Buying a home through a special needs trust, rather than through the beneficiary or a family member, provides additional protections against creditors and allows for increased flexibility when selling the property, since the assets are maintained with the trust.
Can you self fund a special needs trust?
A “self-funded” Special Needs Trust must be created by a parent, grandparent, legal guardian or court to receive and hold assets (such as inheritance, lawsuit settlement, gifts) that belonged to the person with the disability, who is the beneficiary of the trust.

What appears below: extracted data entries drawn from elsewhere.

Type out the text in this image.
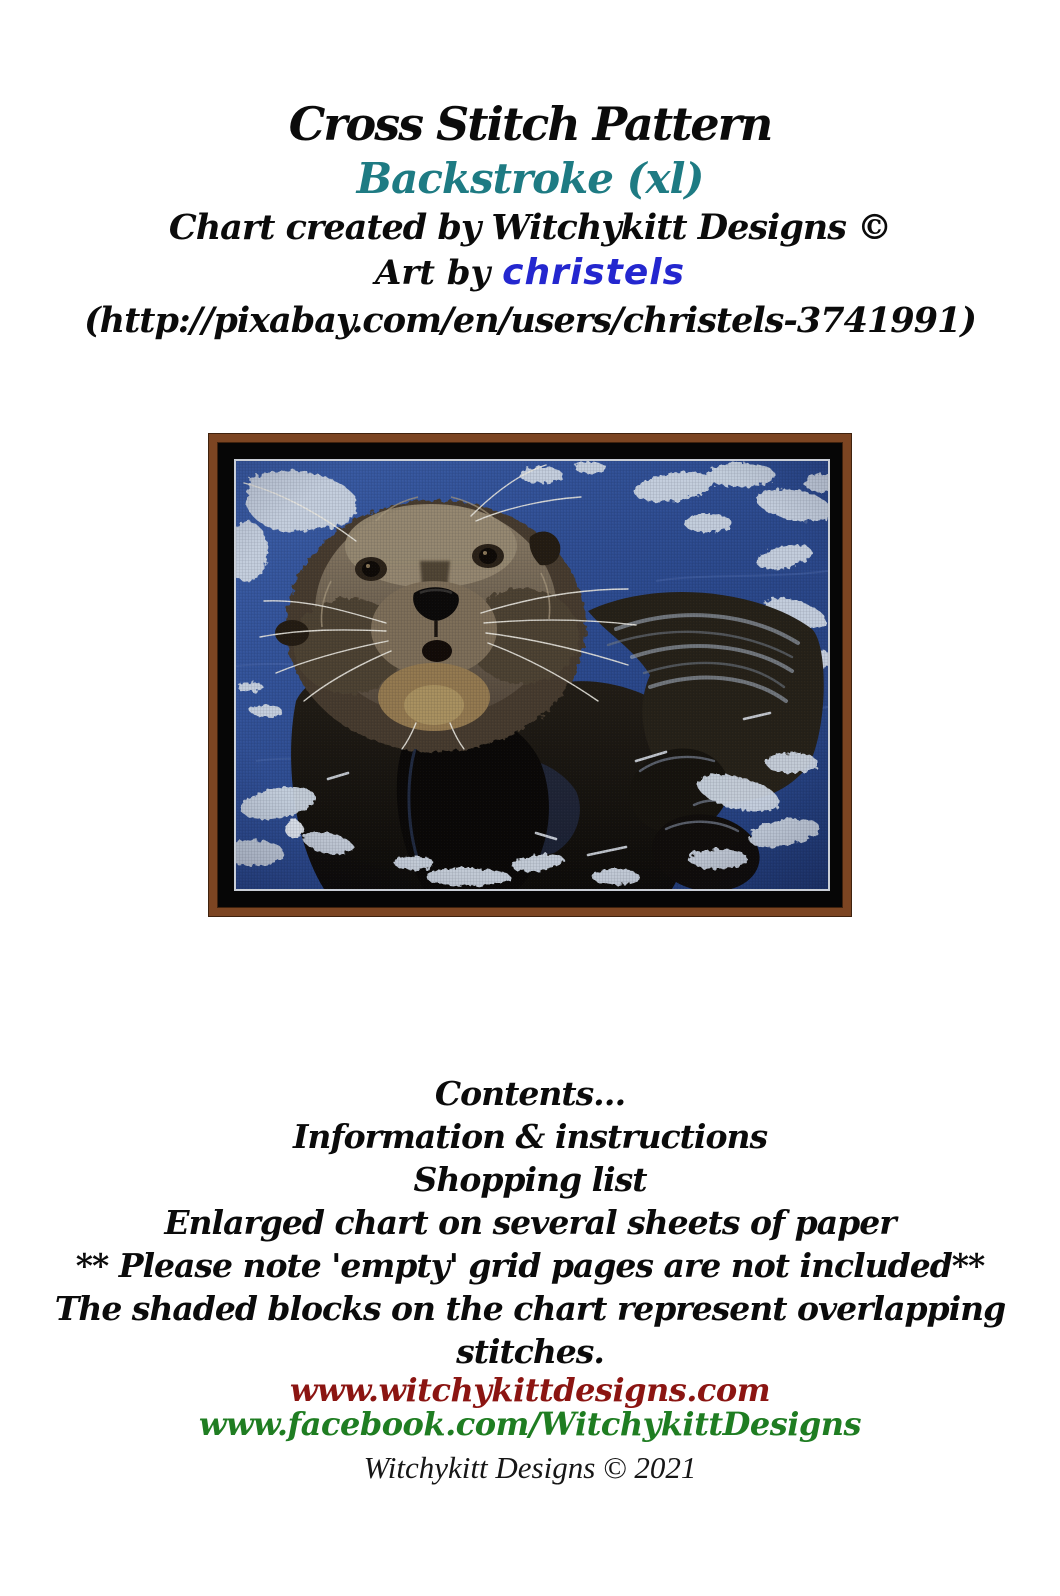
Cross Stitch Pattern
Backstroke (xl)
Chart created by Witchykitt Designs ©
Art by christels
(http://pixabay.com/en/users/christels-3741991)
Contents…
Information & instructions
Shopping list
Enlarged chart on several sheets of paper
** Please note 'empty' grid pages are not included**
The shaded blocks on the chart represent overlapping stitches.
www.witchykittdesigns.com
www.facebook.com/WitchykittDesigns
Witchykitt Designs © 2021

Can a special needs trust own a business?
A properly drafted special needs trust can protect Susan’s SSI benefits because she will not be the direct owner of the company stock.
Can a house be part of a special needs trust?
If the house is owned by the special needs trust, then the house will be part of the trust assets available to pay Medicaid back. This is particularly troublesome when the home is the residence of the beneficiary and the beneficiary’s family as well.
Can a person with a disability create a trust?
People with Disabilities Can Now Create Their Own Special Needs Trusts. The Special Needs Trust Fairness Act, federal legislation that allows people with disabilities to create their own special needs trusts instead of having to rely on others, is now law.
Can a house be sold in an irrevocable trust?
While Medicaid cannot force anyone to sell their home, the cost of long-term care is a lienable debt. This means Medicaid will sell the debtor’s house after death to reclaim its costs. By transferring home ownership to an irrevocable trust, though, a person can keep the home until it passes to the chosen beneficiaries.
What happens when a special needs trust dies?
If the trust funds originated with the beneficiary, these are called “first party” special needs trusts—and these trusts have Medicaid payback provisions. This means that at the time of the beneficiary’s death, the special needs trust must reimburse the Medicaid program for all expenditures made for the beneficiary during his or her lifetime.